One hard part of Decar is figuring out how to market the product. There is no analogous product being processed at nickel smelters or fed into steel furnaces. To answer the question of who would buy an awaruite product, Cliffs is hiring a consulting group to assess the marketability of various Decar concentrates, starting with a concentrate containing just 5% nickel and going up to one containing 15% nickel.
The study found that several potential buyers would find a Decar product suitable, or even desirable. A Decar concentrate of any nickel grade could be fed directly into a ferronickel plant. Concentrates containing 15% nickel would be suitable feed for a sulphide smelter — especially one using roast reduction. And concentrates containing 5% nickel would be suitable for nickel pig-iron plants in China, though this avenue would probably produce the lowest realized price.
Based on these options, the Decar PEA assumed that First Point and Cliffs could sell a Decar 13.5% nickel concentrate for 75% of the nickel price on the London Metal Exchange (LME). The three-year trailing LME nickel price is US$9.39 per lb., so the Decar study used a nickel price of US$7.04 per lb.

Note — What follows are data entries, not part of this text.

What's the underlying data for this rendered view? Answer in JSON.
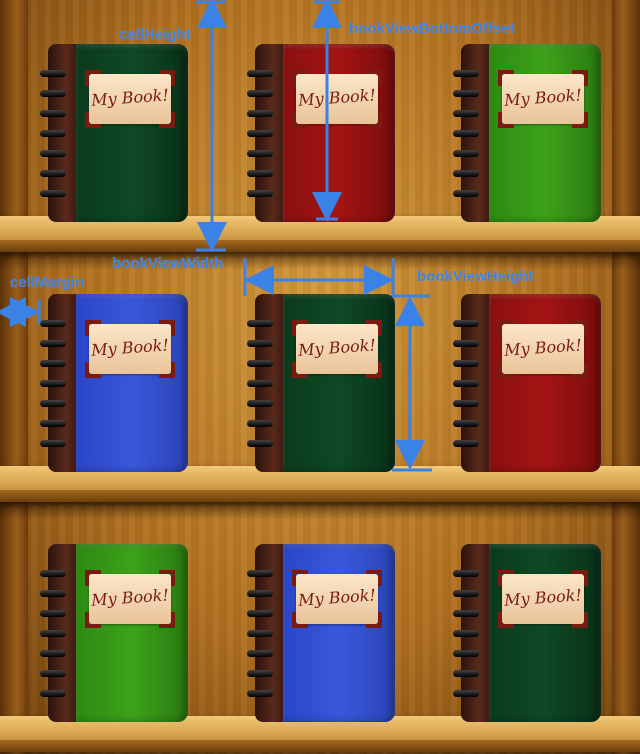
{
  "book_label": "My Book!",
  "labels": {
    "cell_height": "cellHeight",
    "book_view_bottom_offset": "bookViewBottomOffset",
    "book_view_width": "bookViewWidth",
    "cell_margin": "cellMargin",
    "book_view_height": "bookViewHeight"
  },
  "rows": [
    {
      "books": [
        {
          "color": "darkgreen"
        },
        {
          "color": "red"
        },
        {
          "color": "green"
        }
      ]
    },
    {
      "books": [
        {
          "color": "blue"
        },
        {
          "color": "darkgreen"
        },
        {
          "color": "red"
        }
      ]
    },
    {
      "books": [
        {
          "color": "green"
        },
        {
          "color": "blue"
        },
        {
          "color": "darkgreen"
        }
      ]
    }
  ],
  "colors": {
    "annotation": "#3b82e6"
  }
}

This price gives Decar a pre-tax net present value of $1.1 billion using an 8% discount rate, and predicts the project would generate a 15.7% pre-tax internal rate of return. This way the partners could pay back the $1.4-billion capital cost in 6.4 years.
The study sees Decar operating for 24 years. However, the lifespan is not limited by a lack of resources. Resources at the site stand at 1.2 billion indicated tonnes grading 0.124% nickel, plus 870 million inferred tonnes averaging 0.125% nickel.
However, the PEA is based on the 925 million tonnes of resource that fit within an economically constrained pit. If nickel prices climb, or if the Decar partners can find a buyer willing to pay more than 75% of the LME price for their nickel, the pit would grow to incorporate more of the resource and the mine’s lifespan would lengthen.
The Baptiste deposit remains open along strike in both directions, and the partners have drill-tested two other nearby awaruite targets.
First Point discovered Decar and began advancing awaruite as an economic option for nickel production. In late 2009 Cliffs endorsed the effort, signing on to earn a 51% stake in Decar by spending US$4.5 million over four years. In less than two years the major had earned its majority stake.
Since the PEA Cliffs has increased its ownership to 60%. Now the major has 120 days to increase its stake to 65% by completing a prefeasibility study within the next two years. If Cliffs decides against this choice, Decar will remain a 60–40 joint venture.
On news of the Decar PEA, First Point’s share price fell 6.5¢ to close at 33.5¢. The company has a 52-week trading range of 31.5¢ to 69¢ and 96 million shares outstanding. Cliffs’ share price barely budged on the news, dropping 15¢ to US$20.76. Cliffs has seen its share price fall from US$70 a year ago. The company has 143 million shares outstanding.